Both base and fine-tuned models are evaluated with **identical** prompting and greedy decoding on the **same**
held-out 500-example test set (disjoint from train; verified 0 prompt overlap). Semantic equivalence is scored
by an independent LLM judge (GLM-5-Turbo). Reporting both exact-match and semantic-equivalence is deliberate:
exact-match is a lower bound, semantic-equivalence is the fairer correctness signal.
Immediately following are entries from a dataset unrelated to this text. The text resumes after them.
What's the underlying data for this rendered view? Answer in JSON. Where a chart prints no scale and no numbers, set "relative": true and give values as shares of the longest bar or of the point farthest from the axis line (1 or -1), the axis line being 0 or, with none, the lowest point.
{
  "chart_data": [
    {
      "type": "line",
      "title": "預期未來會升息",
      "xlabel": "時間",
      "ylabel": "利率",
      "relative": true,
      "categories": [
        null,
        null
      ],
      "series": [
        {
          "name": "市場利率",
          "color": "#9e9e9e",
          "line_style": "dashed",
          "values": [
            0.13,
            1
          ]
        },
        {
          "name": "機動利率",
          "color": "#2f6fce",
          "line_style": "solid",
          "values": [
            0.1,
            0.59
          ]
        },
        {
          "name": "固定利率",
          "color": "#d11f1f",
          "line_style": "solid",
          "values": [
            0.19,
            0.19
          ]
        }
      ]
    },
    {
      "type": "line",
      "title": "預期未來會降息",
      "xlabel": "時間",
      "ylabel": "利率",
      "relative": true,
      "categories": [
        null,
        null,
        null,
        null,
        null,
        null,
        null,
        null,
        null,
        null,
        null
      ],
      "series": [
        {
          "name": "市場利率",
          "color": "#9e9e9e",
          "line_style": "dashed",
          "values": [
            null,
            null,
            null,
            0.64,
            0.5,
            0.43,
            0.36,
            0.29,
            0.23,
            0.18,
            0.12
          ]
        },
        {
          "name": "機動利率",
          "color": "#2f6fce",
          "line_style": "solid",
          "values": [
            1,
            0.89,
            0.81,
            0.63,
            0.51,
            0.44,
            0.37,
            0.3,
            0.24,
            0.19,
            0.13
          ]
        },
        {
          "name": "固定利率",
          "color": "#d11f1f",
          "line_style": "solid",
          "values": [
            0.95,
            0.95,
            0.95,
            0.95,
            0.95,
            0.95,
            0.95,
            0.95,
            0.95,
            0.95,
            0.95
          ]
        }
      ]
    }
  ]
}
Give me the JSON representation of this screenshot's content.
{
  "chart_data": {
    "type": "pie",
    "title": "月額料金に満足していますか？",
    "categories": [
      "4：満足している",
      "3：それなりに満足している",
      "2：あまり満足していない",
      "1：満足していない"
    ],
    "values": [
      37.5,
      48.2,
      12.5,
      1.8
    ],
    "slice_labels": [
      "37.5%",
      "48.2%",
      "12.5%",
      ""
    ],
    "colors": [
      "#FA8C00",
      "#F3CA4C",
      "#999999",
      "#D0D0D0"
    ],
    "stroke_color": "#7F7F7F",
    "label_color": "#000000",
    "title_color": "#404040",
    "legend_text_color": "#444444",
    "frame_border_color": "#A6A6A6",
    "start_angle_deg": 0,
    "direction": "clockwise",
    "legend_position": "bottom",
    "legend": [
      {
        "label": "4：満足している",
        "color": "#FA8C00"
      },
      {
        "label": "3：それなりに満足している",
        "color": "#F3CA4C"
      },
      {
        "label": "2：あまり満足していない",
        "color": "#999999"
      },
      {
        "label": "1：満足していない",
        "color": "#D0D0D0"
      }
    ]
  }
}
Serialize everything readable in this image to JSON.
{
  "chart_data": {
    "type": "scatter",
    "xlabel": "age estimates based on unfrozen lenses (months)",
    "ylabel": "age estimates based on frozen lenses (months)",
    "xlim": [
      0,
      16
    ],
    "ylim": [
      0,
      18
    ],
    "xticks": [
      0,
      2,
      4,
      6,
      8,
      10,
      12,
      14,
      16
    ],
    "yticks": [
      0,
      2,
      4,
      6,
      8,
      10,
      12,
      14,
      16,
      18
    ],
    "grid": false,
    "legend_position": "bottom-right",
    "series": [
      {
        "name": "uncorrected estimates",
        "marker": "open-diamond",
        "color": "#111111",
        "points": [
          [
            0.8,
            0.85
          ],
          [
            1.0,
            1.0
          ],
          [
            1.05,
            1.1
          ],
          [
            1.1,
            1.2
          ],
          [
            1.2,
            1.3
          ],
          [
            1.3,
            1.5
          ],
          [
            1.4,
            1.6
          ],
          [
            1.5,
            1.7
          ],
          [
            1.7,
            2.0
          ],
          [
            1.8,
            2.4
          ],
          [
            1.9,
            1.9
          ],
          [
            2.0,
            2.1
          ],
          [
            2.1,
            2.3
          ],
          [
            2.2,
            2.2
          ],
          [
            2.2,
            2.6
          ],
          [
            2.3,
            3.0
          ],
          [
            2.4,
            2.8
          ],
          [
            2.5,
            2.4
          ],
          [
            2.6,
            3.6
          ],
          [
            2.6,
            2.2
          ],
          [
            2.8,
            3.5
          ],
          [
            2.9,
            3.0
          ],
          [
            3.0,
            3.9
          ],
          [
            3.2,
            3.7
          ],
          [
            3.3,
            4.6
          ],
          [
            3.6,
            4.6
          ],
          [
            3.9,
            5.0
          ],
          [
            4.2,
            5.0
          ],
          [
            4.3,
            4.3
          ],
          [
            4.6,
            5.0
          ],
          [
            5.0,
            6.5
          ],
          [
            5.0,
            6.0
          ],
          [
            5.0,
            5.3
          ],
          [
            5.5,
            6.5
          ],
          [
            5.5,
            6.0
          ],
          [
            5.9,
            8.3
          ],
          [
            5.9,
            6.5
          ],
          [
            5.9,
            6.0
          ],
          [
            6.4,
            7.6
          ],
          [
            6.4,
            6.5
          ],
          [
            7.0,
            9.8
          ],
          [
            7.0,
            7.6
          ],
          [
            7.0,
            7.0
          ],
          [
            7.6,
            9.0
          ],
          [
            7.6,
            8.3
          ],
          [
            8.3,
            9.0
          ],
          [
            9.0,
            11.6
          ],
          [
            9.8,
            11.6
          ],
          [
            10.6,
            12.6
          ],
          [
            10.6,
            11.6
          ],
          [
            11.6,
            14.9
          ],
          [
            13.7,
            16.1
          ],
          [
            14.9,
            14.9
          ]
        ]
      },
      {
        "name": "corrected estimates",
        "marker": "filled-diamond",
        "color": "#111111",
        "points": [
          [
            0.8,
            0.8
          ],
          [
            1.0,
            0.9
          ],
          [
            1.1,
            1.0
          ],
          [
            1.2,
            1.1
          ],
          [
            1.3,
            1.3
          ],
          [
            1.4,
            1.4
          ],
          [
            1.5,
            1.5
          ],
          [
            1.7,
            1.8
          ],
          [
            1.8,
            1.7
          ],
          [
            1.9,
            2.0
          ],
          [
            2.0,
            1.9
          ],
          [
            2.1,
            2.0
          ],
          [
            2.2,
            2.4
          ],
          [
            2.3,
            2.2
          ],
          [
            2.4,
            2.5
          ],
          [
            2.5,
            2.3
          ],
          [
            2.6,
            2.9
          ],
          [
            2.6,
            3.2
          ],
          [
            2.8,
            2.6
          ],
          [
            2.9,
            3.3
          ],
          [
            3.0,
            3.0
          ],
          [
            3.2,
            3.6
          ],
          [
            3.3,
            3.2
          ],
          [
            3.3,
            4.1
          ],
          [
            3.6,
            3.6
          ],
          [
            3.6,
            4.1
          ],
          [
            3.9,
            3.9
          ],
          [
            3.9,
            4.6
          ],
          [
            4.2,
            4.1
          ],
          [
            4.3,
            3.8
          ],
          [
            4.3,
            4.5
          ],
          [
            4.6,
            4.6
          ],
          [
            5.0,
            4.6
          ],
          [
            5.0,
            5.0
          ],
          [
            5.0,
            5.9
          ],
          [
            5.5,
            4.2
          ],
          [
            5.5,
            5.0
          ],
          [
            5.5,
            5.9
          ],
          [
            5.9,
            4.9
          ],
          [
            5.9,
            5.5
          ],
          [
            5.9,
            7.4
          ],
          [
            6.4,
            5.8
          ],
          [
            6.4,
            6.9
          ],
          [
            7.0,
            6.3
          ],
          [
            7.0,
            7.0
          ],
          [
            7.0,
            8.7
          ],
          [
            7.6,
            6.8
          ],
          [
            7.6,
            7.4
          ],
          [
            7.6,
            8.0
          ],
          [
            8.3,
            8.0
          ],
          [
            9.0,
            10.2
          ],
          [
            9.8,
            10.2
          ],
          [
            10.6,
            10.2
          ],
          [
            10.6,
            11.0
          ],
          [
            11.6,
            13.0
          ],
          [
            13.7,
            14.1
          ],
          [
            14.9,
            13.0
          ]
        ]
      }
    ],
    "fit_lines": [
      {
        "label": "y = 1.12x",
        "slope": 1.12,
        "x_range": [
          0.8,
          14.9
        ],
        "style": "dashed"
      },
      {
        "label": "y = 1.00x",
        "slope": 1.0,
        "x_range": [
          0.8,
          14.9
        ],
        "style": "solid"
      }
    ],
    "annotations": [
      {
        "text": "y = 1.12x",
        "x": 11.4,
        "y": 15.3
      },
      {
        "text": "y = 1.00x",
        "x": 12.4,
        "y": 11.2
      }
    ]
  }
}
The full harness is in the
linked repo (`python -m src.eval`, `python -m src.judge`).

## Limitations

- Trained on synthetic, largely single-table schemas (`sql-create-context`, derived from WikiSQL + Spider);
  not evaluated for SQL-injection safety or complex multi-join queries.
- The dataset contains a small amount of label noise (~0.3–0.6% of gold answers are themselves unparseable —
  WikiSQL artifacts); the model's rare "invalid" outputs are predominantly faithful reproductions of those
  malformed references rather than novel errors.
- Outputs should be validated/parameterized before execution against a real database.

## License & attribution

Apache-2.0 (inherited from the base model). Training data: `b-mc2/sql-create-context` (CC-BY-4.0).